My Kibana is not being able to connect with my Elasticsearch because of Self-Signed Certificate

FernandoDurier · December 22, 2021, 5:44pm

Good day, everyone!
Hope you are doing well.
I'm trying to connect my dockerized Kibana service with my IBM Cloud Elasticsearch.
In the past, I had no issue with another instance of Elasticsearch running inside a RHOS cluster. But now, I'm not being able to due to an SSL certificate (I guess).
In my Dockerfile I have env vars for the Elastic URL, HOST and Certificate Authorities pointing to the base64 selfsigned certificate converted to file.

Please can you help?
(The same happens to my logstash, but, I believe the solution to kibana can be used in logstash too)
Here is my Dockerfile for reference

FROM docker.elastic.co/kibana/kibana:7.6.2
ENV ELASTICSEARCH_HOSTS=$ELASTICSEARCH_HOSTS
ENV USERNAME=$USERNAME
ENV PASSWORD=$PASSWORD
ENV ELASTICSEARCH_URL=$ELASTICSEARCH_URL
COPY ./cacert.crt /share/cacert.crt
ENV ELASTICSEARCH_SSL_CA="/share/cacert.crt"
ENV XPACK_MONITORING_ELASTICSEARCH_SSL_CA="/share/cacert.crt"
ENV XPACK_SECURITY_ENABLED=true
ENV ELASTICSEARCH_SSL_CERTIFICATEAUTHORITIES="/share/cacert.crt"
ENV csp_strict=true

EXPOSE 5601 5601

FernandoDurier · December 22, 2021, 6:11pm

Btw, here are the error logs in my terminal, when running the Dockerfile.

  log   [17:51:48.805] [error][admin][elasticsearch] Request error, retrying
GET https://f0a666b1-3963-4744-a7d6-f3d2b484b445.c5km1ted03t0e8geevf0.databases.appdomain.cloud:30159/_nodes?filter_path=nodes.*.version%2Cnodes.*.http.publish_address%2Cnodes.*.ip => self signed certificate in certificate chain

FernandoDurier · December 22, 2021, 7:15pm

I've advanced a little now... at least changed the error and got some new extra info.

My Elasticsearch is at version 7.10.2 at IBM Cloud
I modified the Dockerfile a little (Trying to eliminate unnecessary env vars and changed the host for the one provided by IBM).

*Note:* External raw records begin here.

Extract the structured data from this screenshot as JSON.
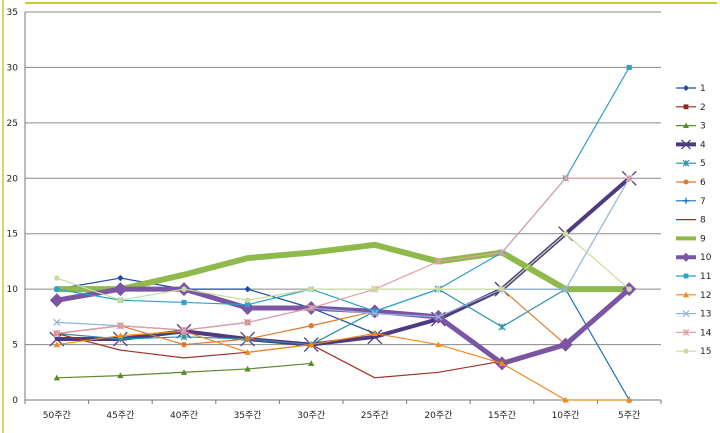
{
  "chart_data": {
    "type": "line",
    "categories": [
      "50주간",
      "45주간",
      "40주간",
      "35주간",
      "30주간",
      "25주간",
      "20주간",
      "15주간",
      "10주간",
      "5주간"
    ],
    "ylim": [
      0,
      35
    ],
    "yticks": [
      0,
      5,
      10,
      15,
      20,
      25,
      30,
      35
    ],
    "grid": true,
    "legend": "right",
    "series": [
      {
        "name": "1",
        "color": "#1f4e9b",
        "width": 1.2,
        "marker": "diamond",
        "values": [
          10,
          11,
          10,
          10,
          8.3,
          6,
          null,
          null,
          null,
          null
        ]
      },
      {
        "name": "2",
        "color": "#8e2a1e",
        "width": 1.2,
        "marker": "square",
        "values": [
          6,
          6.7,
          6.3,
          7,
          null,
          null,
          null,
          null,
          null,
          null
        ]
      },
      {
        "name": "3",
        "color": "#5c8a2a",
        "width": 1.2,
        "marker": "triangle",
        "values": [
          2,
          2.2,
          2.5,
          2.8,
          3.3,
          null,
          null,
          null,
          null,
          null
        ]
      },
      {
        "name": "4",
        "color": "#4e3a80",
        "width": 4,
        "marker": "x",
        "values": [
          5.5,
          5.5,
          6.2,
          5.5,
          5,
          5.7,
          7.3,
          10,
          15,
          20
        ]
      },
      {
        "name": "5",
        "color": "#2c8fa8",
        "width": 1.2,
        "marker": "star",
        "values": [
          6,
          5.5,
          5.7,
          5.5,
          5,
          8,
          10,
          6.6,
          10,
          null
        ]
      },
      {
        "name": "6",
        "color": "#e07a2a",
        "width": 1.2,
        "marker": "circle",
        "values": [
          6,
          6.7,
          5,
          5.5,
          6.7,
          8,
          null,
          10,
          5,
          null
        ]
      },
      {
        "name": "7",
        "color": "#1e6fbf",
        "width": 1.2,
        "marker": "plus",
        "values": [
          null,
          null,
          null,
          null,
          null,
          null,
          null,
          10,
          10,
          0
        ]
      },
      {
        "name": "8",
        "color": "#a0322a",
        "width": 1.2,
        "marker": "none",
        "values": [
          6,
          4.5,
          3.8,
          4.3,
          5,
          2,
          2.5,
          3.5,
          null,
          null
        ]
      },
      {
        "name": "9",
        "color": "#8fb94a",
        "width": 6,
        "marker": "none",
        "values": [
          10,
          10,
          11.3,
          12.8,
          13.3,
          14,
          12.5,
          13.3,
          10,
          10
        ]
      },
      {
        "name": "10",
        "color": "#7b54a3",
        "width": 5,
        "marker": "diamond",
        "values": [
          9,
          10,
          10,
          8.3,
          8.3,
          8,
          7.5,
          3.3,
          5,
          10
        ]
      },
      {
        "name": "11",
        "color": "#2fa0c8",
        "width": 1.2,
        "marker": "square",
        "values": [
          10,
          9,
          8.8,
          8.6,
          10,
          8,
          10,
          13.3,
          20,
          30
        ]
      },
      {
        "name": "12",
        "color": "#f08a1c",
        "width": 1.2,
        "marker": "triangle",
        "values": [
          5,
          5.8,
          6.2,
          4.3,
          5,
          6,
          5,
          3.3,
          0,
          0
        ]
      },
      {
        "name": "13",
        "color": "#93b4dc",
        "width": 1.2,
        "marker": "x",
        "values": [
          7,
          6.7,
          6.3,
          7,
          8.3,
          7.8,
          7.5,
          10,
          10,
          20
        ]
      },
      {
        "name": "14",
        "color": "#e2a0a8",
        "width": 1.2,
        "marker": "star",
        "values": [
          6,
          6.7,
          6.3,
          7,
          8.3,
          10,
          12.5,
          13.3,
          20,
          20
        ]
      },
      {
        "name": "15",
        "color": "#c8dca0",
        "width": 1.2,
        "marker": "circle",
        "values": [
          11,
          9,
          10,
          9,
          10,
          10,
          10,
          10,
          15,
          10
        ]
      }
    ]
  }
}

And the new error is now this:

  log   [19:13:26.521] [error][data][elasticsearch] [mapper_parsing_exception]: Failed to parse mapping [_doc]: No handler for type [flattened] declared on field [config]
  log   [19:13:26.523] [warning][savedobjects-service] Unable to connect to Elasticsearch. Error: mapper_parsing_exception
  log   [19:13:26.529] [fatal][root] { ResponseError: mapper_parsing_exception
    at IncomingMessage.response.on (/usr/share/kibana/node_modules/@elastic/elasticsearch/lib/Transport.js:272:25)
    at IncomingMessage.emit (events.js:203:15)
    at endReadableNT (_stream_readable.js:1145:12)
    at process._tickCallback (internal/process/next_tick.js:63:19)
  name: 'ResponseError',
  meta:
   { body: { error: [Object], status: 400 },
     statusCode: 400,
     headers:
      { 'content-type': 'application/json; charset=UTF-8',
        'content-length': '399' },
     meta:
      { context: null,
        request: [Object],
        name: 'elasticsearch-js',
        connection: [Object],
        attempts: 0,
        aborted: false } } }
  log   [19:13:26.543] [info][plugins-system] Stopping all plugins.

 FATAL  ResponseError: mapper_parsing_exception

Here is the modified Dockerfile:

FROM docker.elastic.co/kibana/kibana:7.10.2

COPY ./cacert.crt /share/cacert.crt

ENV XPACK_SECURITY_ENABLED=true
ENV ELASTICSEARCH_SSL_CERTIFICATEAUTHORITIES="/share/cacert.crt"

ENV ELASTICSEARCH_HOSTS=$ELASTICSEARCH_HOSTS
ENV ELASTICSEARCH_URL=$ELASTICSEARCH_URL

ENV USERNAME=$USERNAME
ENV PASSWORD=$PASSWORD

ENV csp_strict=true

EXPOSE 5601 5601

I would like to observe that when changing the version of Kibana to 7.11.2 it errors explicitly saying that it is incompatible with my cluster nodes in 7.10.2.

system · January 19, 2022, 7:15pm

This topic was automatically closed 28 days after the last reply. New replies are no longer allowed.